Sunday, April 9, 2017
Early spring along the river Wear at Wolsingham, Weardale
Blue skies and warm sunny weather in Weardale this weekend. Here are a few of the sights from a walk along the banks of the river Wear downstream from Wolsingham.
Blackthorn in full bloom everywhere.
Elm flowering is long finished, now the clusters of seeds are developing
Dry weather in the dale, so the water level in the river has dropped rapidly, leaving shallow pools full of trapped fish.
Great tit singing
Grey wagtails are most often seen at the water's edge, but this cock bird was perched in a riverbank tree
A very confiding hedge sparrow. I suspect its was reluctant to fly because its nest was somewhere close, though I failed to find it.

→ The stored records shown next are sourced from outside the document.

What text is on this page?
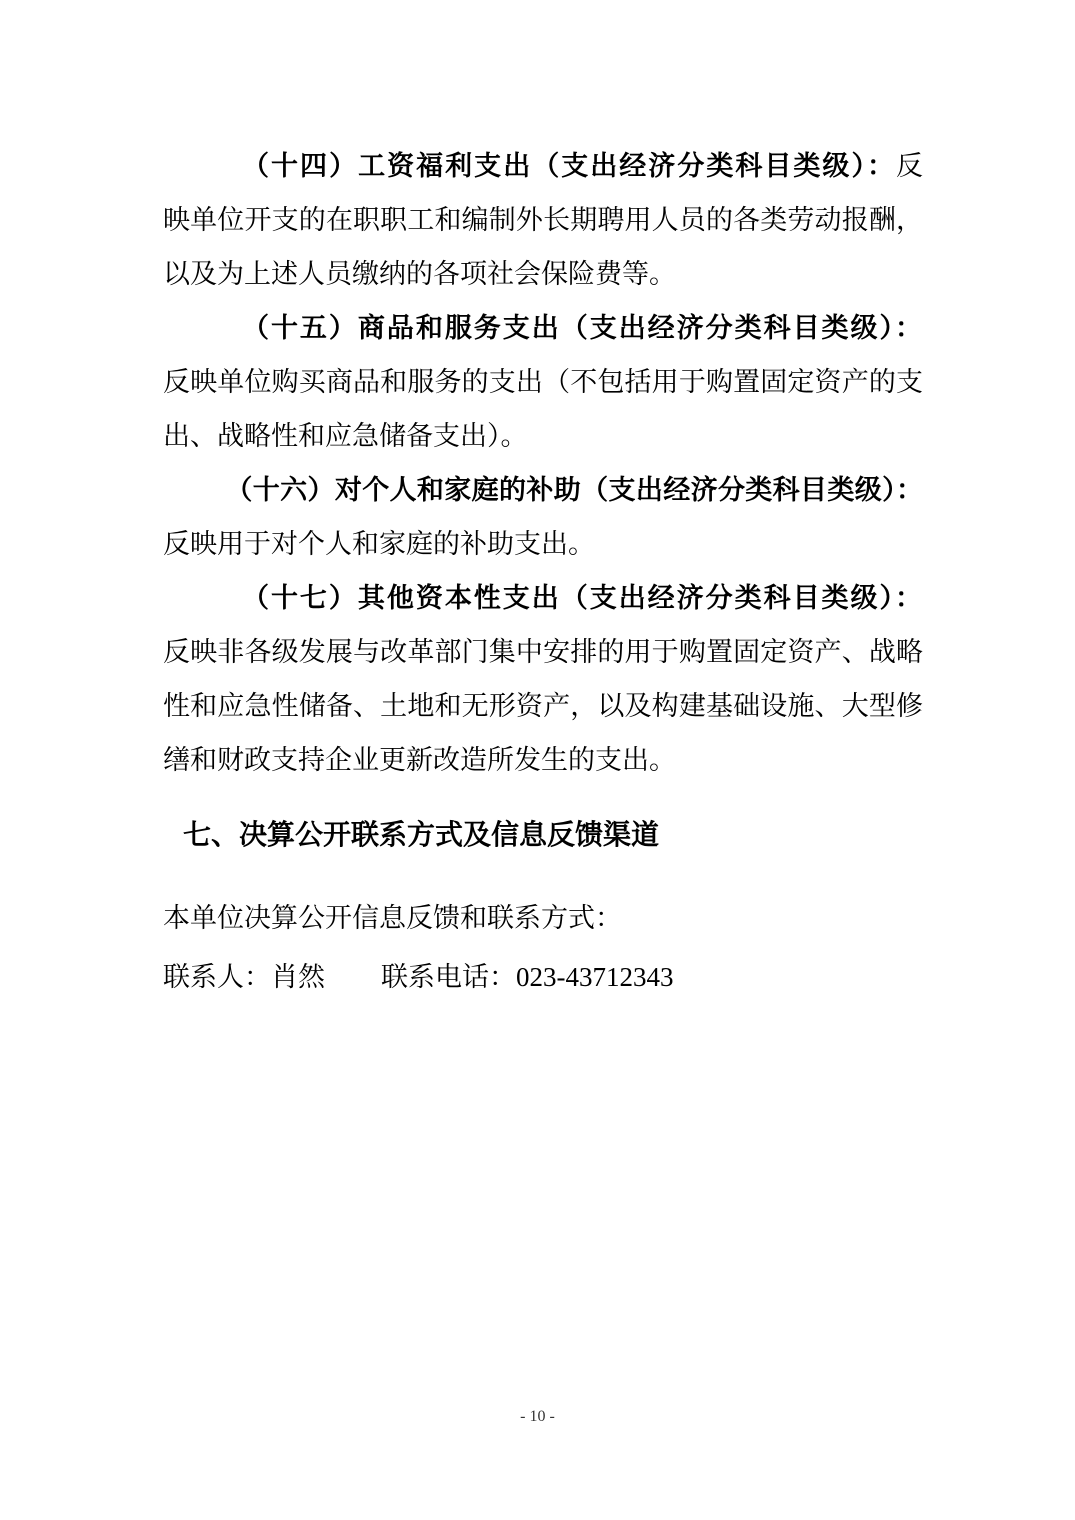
（十四）工资福利支出（支出经济分类科目类级）：反映单位开支的在职职工和编制外长期聘用人员的各类劳动报酬，以及为上述人员缴纳的各项社会保险费等。

（十五）商品和服务支出（支出经济分类科目类级）：反映单位购买商品和服务的支出（不包括用于购置固定资产的支出、战略性和应急储备支出）。

（十六）对个人和家庭的补助（支出经济分类科目类级）：反映用于对个人和家庭的补助支出。

（十七）其他资本性支出（支出经济分类科目类级）：反映非各级发展与改革部门集中安排的用于购置固定资产、战略性和应急性储备、土地和无形资产，以及构建基础设施、大型修缮和财政支持企业更新改造所发生的支出。

七、决算公开联系方式及信息反馈渠道

本单位决算公开信息反馈和联系方式：

联系人：肖然 联系电话：023-43712343

- 10 -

Herb robert coming into flower. This was a nutrient-starved plant rooted in a dead tree and the stress may account for those vivid red leaves
Plenty of ripe ivy berries, particularly valuable food for spring migrants.
Lambs growing fast ..... and very lively
The best find of the day, a morel Morchella esculenta. The sandy silt near the river bank seems to suit these fungi, though they don't appear very often.
Nuthatch, very vociferous at this time of year.
A well-worn peacock butterfly, refuelling on butterbur nectar after a long hibernation
So warm that sheep were looking for somewhere shady to rest by mid-morning
Sycamore buds are exceptionally beautiful when they swell, elongate and begin to burst at this time of year
It was been an exceptional year for toothwort, the parasite that gains all its nutrients from the roots of hazel. Must have seen well over 100 flower spikes.
Click here for more information on this unusual flowering plant that is completely lacking in chlorophyll.
The tiny-flowered ivy-leaved speedwell Veronica hederifolia coming into flower
Willow warblers singing all along the riverbank
Wood sorrel coming into bloom
.... and finally, a very noisy singing wren.